The IRS guidance provides more detail on how the credit for the subsidy is to be claimed by employers entitled to the credit. The employer may claim the credit as part of the quarterly filing of Form 941. The IRS has updated Form 941 to include Line 12a for the amount of the credit claimed and Line 12b for the number of individuals who have been provided the subsidy. If Line 12a is larger than Line 10, there is a resulting overpayment that can be claimed as a refund or a credit against future payments. The IRS also noted that, although the Form 941 is only filed on a quarterly basis, the employer can choose either to reduce its payroll tax deposits prior to the end of the quarter or to wait and claim the subsidy as an overpayment at the end of the each quarter. The Form 941 is the only information that needs to be filed with the IRS. Employers should begin using the new Form 941 immediately. No filing extensions are provided. The IRS has also indicated that the credit can be claimed as part of filing Form 943 or Form 944.

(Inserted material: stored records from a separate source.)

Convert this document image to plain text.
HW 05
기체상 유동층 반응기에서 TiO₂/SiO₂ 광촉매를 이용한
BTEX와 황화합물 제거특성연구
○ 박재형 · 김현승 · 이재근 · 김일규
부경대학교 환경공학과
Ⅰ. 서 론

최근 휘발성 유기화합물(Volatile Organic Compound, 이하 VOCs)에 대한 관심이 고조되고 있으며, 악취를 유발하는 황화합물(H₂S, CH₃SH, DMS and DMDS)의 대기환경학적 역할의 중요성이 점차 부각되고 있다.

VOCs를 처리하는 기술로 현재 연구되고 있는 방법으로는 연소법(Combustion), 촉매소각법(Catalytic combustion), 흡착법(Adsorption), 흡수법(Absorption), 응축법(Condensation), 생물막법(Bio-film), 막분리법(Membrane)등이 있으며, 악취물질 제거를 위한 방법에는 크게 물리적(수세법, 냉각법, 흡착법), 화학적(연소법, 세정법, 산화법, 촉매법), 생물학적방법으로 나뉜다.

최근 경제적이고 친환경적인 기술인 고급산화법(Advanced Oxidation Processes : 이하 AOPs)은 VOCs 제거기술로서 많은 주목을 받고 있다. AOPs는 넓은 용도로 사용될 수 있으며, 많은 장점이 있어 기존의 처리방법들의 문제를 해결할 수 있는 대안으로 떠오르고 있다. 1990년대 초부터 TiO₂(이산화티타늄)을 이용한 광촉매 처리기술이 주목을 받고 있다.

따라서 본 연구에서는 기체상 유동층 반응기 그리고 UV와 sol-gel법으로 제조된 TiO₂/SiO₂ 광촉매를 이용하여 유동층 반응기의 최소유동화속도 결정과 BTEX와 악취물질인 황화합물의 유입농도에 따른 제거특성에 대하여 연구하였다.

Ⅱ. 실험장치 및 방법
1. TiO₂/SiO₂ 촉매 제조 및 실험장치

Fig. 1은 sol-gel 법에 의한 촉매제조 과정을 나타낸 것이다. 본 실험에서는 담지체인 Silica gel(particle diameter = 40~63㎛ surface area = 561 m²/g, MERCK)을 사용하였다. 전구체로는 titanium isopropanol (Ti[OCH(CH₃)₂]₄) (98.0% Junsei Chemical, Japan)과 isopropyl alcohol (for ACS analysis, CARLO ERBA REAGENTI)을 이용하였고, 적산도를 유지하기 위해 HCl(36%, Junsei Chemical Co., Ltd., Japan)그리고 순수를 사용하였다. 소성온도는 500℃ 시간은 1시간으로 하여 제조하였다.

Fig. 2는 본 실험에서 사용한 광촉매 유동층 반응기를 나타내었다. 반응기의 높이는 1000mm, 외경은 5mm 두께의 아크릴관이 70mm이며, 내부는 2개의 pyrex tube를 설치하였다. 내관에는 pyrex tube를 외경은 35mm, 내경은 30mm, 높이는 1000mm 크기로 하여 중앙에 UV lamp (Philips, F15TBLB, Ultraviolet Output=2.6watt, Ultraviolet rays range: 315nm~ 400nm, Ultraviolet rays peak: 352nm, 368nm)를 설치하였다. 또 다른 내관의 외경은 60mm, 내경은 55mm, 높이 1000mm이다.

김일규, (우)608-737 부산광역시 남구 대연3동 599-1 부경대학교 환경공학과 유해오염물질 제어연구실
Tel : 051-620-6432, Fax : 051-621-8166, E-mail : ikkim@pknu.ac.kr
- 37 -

Additionally, the guidance specifies that supporting documentation relating to the credit must be maintained, including:
- Information on the receipt (including date and amounts) of the assistance eligible individual's unsubsidized portion of the premium;
- In the case of an insured plan, a copy of the invoice or other supporting documentation from the insurance carrier as proof of timely payment of the full premium to the insurance carrier;
- In the case of a self-insured plan, proof of the premium amount and proof of coverage provided to the assistance eligible individual;
- An attestation of involuntary termination, including the date of the involuntary termination for each covered employee whose involuntary termination is the basis for eligibility for the subsidy;
- Proof of each assistance eligible individual's eligibility for continuing health coverage at any time during the period from September 1, 2008, through December 31, 2009, and election of such coverage;
- A record of all social security numbers for all covered employees, the amount of the subsidy reimbursed with respect to each covered employee and whether the subsidy was for one individual or for two or more individuals; and
- Any other documents necessary to verify the correct amount of reimbursement.
Obviously, coordination among the employer and service providers to the health plan will be necessary in order to maintain the required supporting documentation.